A sheen of perspiration shimmered across Bucky’s upper lip. His crystal blue eyes were wide and gawking. They were still darting up and down the hall, when he could tear them from my face for a moment. The bandages on his arm were gone now, but the cuts from the attack two weeks earlier still shone red and angry on his forearm. The scars would be with him forever. The scars of his meth addiction still peppered his face as well. I wondered if he would ever be rid of them.
He had yet to speak, so I asked again. “How did you get out of rehab?”
“It’s not a lockdown!” he cried, as if it should have been obvious. “I fucking left!”
“But why? You were doing so well with your treatment.”
He finally made physical contact. Ignoring Dario, who still clung to my arm, Bucky reached through the door and grabbed my shirt. His voice cracked with fear. His eyes were wild and terrified. “I left because she was coming for me.”
“Who was coming for you, Bucky? What the hell are you talking about?”
His eyes got even bigger and his voice turned into an anguished wail. He pulled my shirt together in a clump of sweaty wrinkles in front of my sternum. “Her! The woman who stabbed me! Please, Robert, you have to let me in. She’s coming. I have to hide.”
I stammered out an apology. “Of course. Of course. Come inside.”
Obviously still worried about what the detective had said, Dario whispered my name as a warning, but I ignored him. Realizing I wasn’t going to listen, he finally acquiesced and stepped aside as well. Once we were squeezed to the side of the doorway, Bucky took advantage of the opening we made and raced through it like a greyhound.
Once he was in, I closed the door and shot the dead bolt home, locking the three of us inside.
Bucky stood i
n the middle of the living room, staring down at the coils of twine and the wrinkled pillowcase lying inside the balcony door. I watched as his eyes skittered to the railing outside, then as quickly skittered back to me.
Oddly, from one heartbeat to another, Bucky didn’t seem frightened any longer. Suddenly he seemed—calm.
It was then that I knew. I knew everything.
Reaching out, I grabbed Dario’s arm and pulled him close.
“WHERE’S YOUR cat?” Bucky asked with a wily smile. His nervousness was gone completely. Not a shred remained. Imagine that.
Dario stood at my side, looking confused. I tugged him backward as I surreptitiously reached behind me and groped blindly and calmly for the door, trying to ignore my heart galloping, trying to reach the knob before Bucky knew what I was doing.
“Don’t try it,” Bucky said softly, his head tilting as if he was wondering what in the world I thought I was going to do. He looked smug, now. And faintly amused.
Dario eyed first me, then Bucky. He wore the expression of a man being lectured to in a foreign language. Obviously nothing was making sense. Nothing was getting through.
“What’s happening?” Dario asked on a quiet breath. “Robert? What’s going on?”
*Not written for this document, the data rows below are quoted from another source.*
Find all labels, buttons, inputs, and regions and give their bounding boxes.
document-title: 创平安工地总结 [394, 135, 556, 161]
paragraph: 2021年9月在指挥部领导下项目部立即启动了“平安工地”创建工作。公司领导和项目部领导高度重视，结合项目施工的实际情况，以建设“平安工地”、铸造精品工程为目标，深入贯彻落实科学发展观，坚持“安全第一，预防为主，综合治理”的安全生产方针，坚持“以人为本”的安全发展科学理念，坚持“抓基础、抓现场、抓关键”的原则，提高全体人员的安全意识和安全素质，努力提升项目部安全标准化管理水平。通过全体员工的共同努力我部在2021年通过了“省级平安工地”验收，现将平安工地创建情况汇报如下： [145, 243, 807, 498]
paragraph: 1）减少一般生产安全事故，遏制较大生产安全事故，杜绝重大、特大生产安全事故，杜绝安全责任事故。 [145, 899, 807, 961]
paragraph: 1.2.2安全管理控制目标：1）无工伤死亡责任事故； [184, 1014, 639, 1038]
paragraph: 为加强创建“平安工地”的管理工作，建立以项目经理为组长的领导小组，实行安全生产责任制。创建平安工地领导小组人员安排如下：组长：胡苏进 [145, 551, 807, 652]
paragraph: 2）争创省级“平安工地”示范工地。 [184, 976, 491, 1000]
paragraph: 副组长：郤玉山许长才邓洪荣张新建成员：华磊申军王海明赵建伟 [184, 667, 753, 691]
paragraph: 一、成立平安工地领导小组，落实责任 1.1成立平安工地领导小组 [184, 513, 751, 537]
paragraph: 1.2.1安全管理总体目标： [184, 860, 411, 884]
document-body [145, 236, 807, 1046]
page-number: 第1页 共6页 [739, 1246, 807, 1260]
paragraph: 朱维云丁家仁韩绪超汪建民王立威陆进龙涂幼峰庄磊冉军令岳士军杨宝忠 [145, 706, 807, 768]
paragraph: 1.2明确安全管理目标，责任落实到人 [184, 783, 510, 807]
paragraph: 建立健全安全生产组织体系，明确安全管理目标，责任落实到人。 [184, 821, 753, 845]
I edged closer to him and slipped an arm around his waist, holding him tight to my side where I hoped he’d be safe, and where I could also prevent him from doing anything reckless.
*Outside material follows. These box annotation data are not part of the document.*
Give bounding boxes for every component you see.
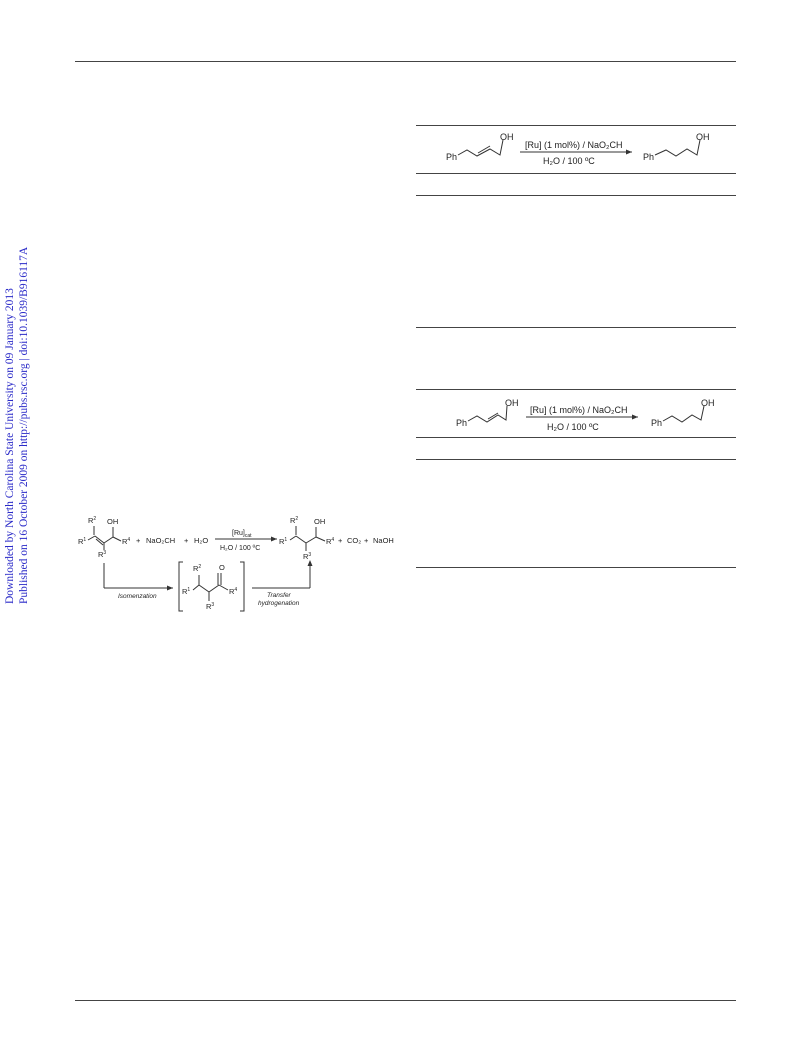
- isomerization-label: Isomenzation: [118, 593, 157, 600]
- product-oh-label: OH: [314, 517, 326, 526]
- catalyst-label: $[Ru]_{cat}$: [232, 530, 252, 539]
- naoh-label: NaOH: [373, 536, 394, 545]
- oh-label: OH: [505, 398, 519, 408]
- plus-1: +: [136, 536, 141, 545]
- plus-3: +: [338, 536, 343, 545]
- oh-label: OH: [500, 132, 514, 142]
- oh-label: OH: [107, 517, 119, 526]
- oh-product-label: OH: [696, 132, 710, 142]
- reagents-label: [Ru] (1 mol%) / NaO₂CH: [525, 140, 623, 150]
- table2-header-rule: [416, 437, 736, 438]
- conditions-label: H₂O / 100 ºC: [220, 545, 261, 552]
- ketone-o-label: O: [219, 563, 225, 572]
- ketone-r2-label: $R^2$: [193, 564, 202, 573]
- table2-header-rule-2: [416, 459, 736, 460]
- ketone-r4-label: $R^4$: [229, 587, 238, 596]
- formate-label: NaO₂CH: [146, 536, 176, 545]
- ph-product-label: Ph: [643, 152, 655, 162]
- co2-label: CO₂: [347, 536, 362, 545]
- table1-bottom-rule: [416, 327, 736, 328]
- table2-bottom-rule: [416, 567, 736, 568]
- product-r1-label: $R^1$: [279, 537, 288, 546]
- table2-top-rule: [416, 389, 736, 390]
- water-label: H₂O: [194, 536, 209, 545]
- plus-2: +: [184, 536, 189, 545]
- general-reaction-scheme: [74, 510, 399, 615]
- ph-product-label: Ph: [651, 418, 663, 428]
- header-rule: [75, 61, 736, 62]
- r1-label: $R^1$: [78, 537, 87, 546]
- ketone-r1-label: $R^1$: [182, 587, 191, 596]
- ketone-r3-label: $R^3$: [206, 602, 215, 611]
- product-r4-label: $R^4$: [326, 537, 335, 546]
- sidebar-published[interactable]: Published on 16 October 2009 on http://pubs.rsc.org | doi:10.1039/B916117A: [18, 246, 30, 604]
- conditions-label: H₂O / 100 ºC: [547, 422, 599, 432]
- reagents-label: [Ru] (1 mol%) / NaO₂CH: [530, 405, 628, 415]
- transfer-label: Transfer: [267, 592, 291, 599]
- r4-label: $R^4$: [122, 537, 131, 546]
- table2-reaction-scheme: [450, 392, 735, 436]
- table1-top-rule: [416, 125, 736, 126]
- table1-header-rule-2: [416, 195, 736, 196]
- r3-label: $R^3$: [98, 550, 107, 559]
- sidebar-downloaded[interactable]: Downloaded by North Carolina State University on 09 January 2013: [4, 288, 16, 604]
- r2-label: $R^2$: [88, 516, 97, 525]
- footer-rule: [75, 1000, 736, 1001]
- conditions-label: H₂O / 100 ºC: [543, 156, 595, 166]
- product-r2-label: $R^2$: [290, 516, 299, 525]
- ph-label: Ph: [456, 418, 468, 428]
- plus-4: +: [364, 536, 369, 545]
- oh-product-label: OH: [701, 398, 715, 408]
- table1-reaction-scheme: [440, 128, 730, 172]
- table1-header-rule: [416, 173, 736, 174]
- ph-label: Ph: [446, 152, 458, 162]
- hydrogenation-label: hydrogenation: [258, 600, 300, 607]
- product-r3-label: $R^3$: [303, 552, 312, 561]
“Baby,” I said, my eyes never leaving Bucky’s face, “I want you to meet my stalker.”
Dario blinked while Bucky’s lips spread wide in a slow grin. The grin warped into a jaw-splitting smile that put every one of Bucky’s ruined teeth on full display.
“What about the woman?” Dario breathed the word as if he expected her to come crawling out from under the bed with Clutch.
“There is no woman,” I said quietly. “There never was. Bucky lied.”
“But, but—”
At any other time, Dario’s stammering disbelief might have been comical. Under the present circumstances, it just seemed sad. I took a firmer grip on his belt, still not sure what he would do. His sense of loyalty to me was clearly no match for the craziness in Bucky’s eyes. I didn’t want him getting hurt. And the same went for me. I didn’t want to get hurt either.